Der Les Blanchais ist viel dichter, enger zusammen und auch ein bisschen verschlossener. Das ist viel deutlicher Sauvignon Blanc mit etwas exotischer Maracuja, etwas Stein und hinten raus einer grünen Note, die eher Stachelbeere als Paprika ist. Und überhaupt mehr beim Trinken auftaucht als beim Nase ins Glas halten. Da ist dann auch richtig viel Zug. Der Wein ist super straff und geradeaus und wenn man schlürft, dann schafft auch die Maracuja den Sprung auf die Zunge. Und dann kommt steinige Mineralität, nur um dann wieder von Frucht abgelöst zu werden. Das ist komplex und richtig fein dabei. Es ist kein Geheimnis, dass Sauvignon Blanc und ich nicht die besten Freunde sind. Aber wenn, dann kommt er meistens aus Frankreich und schmeckt so. Weil das ist wirklich toll.

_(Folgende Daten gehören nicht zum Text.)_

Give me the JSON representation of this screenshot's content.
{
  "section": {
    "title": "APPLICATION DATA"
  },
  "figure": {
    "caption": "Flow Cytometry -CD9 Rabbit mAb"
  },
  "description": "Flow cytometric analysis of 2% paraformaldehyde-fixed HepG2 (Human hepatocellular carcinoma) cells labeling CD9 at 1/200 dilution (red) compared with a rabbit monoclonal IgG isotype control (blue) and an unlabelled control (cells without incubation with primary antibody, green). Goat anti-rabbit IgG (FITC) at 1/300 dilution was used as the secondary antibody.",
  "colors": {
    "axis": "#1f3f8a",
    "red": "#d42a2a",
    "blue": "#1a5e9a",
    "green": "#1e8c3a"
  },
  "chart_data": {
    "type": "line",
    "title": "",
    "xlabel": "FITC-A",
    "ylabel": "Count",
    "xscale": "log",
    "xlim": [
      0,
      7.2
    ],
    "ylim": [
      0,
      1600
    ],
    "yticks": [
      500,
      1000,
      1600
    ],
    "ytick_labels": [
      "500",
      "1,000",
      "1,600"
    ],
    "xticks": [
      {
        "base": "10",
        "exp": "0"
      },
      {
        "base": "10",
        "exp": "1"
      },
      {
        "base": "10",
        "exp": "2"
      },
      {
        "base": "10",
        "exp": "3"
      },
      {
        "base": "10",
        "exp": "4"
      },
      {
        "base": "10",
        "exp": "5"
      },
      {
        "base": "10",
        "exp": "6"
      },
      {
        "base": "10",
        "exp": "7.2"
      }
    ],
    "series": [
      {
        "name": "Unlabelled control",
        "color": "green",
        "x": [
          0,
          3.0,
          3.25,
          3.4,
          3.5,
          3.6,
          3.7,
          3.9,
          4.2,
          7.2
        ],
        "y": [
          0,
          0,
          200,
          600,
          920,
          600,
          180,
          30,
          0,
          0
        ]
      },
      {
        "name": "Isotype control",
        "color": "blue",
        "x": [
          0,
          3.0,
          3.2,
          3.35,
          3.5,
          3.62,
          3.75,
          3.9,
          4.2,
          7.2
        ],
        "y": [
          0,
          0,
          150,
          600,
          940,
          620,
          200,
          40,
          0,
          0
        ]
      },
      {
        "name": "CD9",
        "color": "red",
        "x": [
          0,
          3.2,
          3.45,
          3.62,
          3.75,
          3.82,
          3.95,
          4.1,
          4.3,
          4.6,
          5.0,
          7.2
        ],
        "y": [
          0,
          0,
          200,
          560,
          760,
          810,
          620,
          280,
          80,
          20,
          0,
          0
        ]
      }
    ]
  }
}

So richtig viel tut sich dann gar nicht über Nacht. Eigentlich praktisch gar nichts. Ich schiebe das mal darauf, dass man hier und da liest, dass man den Wein eigentlich erstmal 10 Jahre in den Keller legen sollte bis er richtig aufdreht. Vielleicht bestelle ich dafür irgendwann nochmal eine Flasche nach. Das ist immer noch ganz fein, komplex und in perfekter Balance aus Frucht, Stein und grünen Noten. Und wenn man die beiden Weine dann so nebeneinander auf dem Tisch stehen hat, dann merkt man so richtig, dass die andere Flasche so eigentlich nicht sein sollte. Tag und Nacht. Umso schöner, dass der Les Blanchais so gut ist.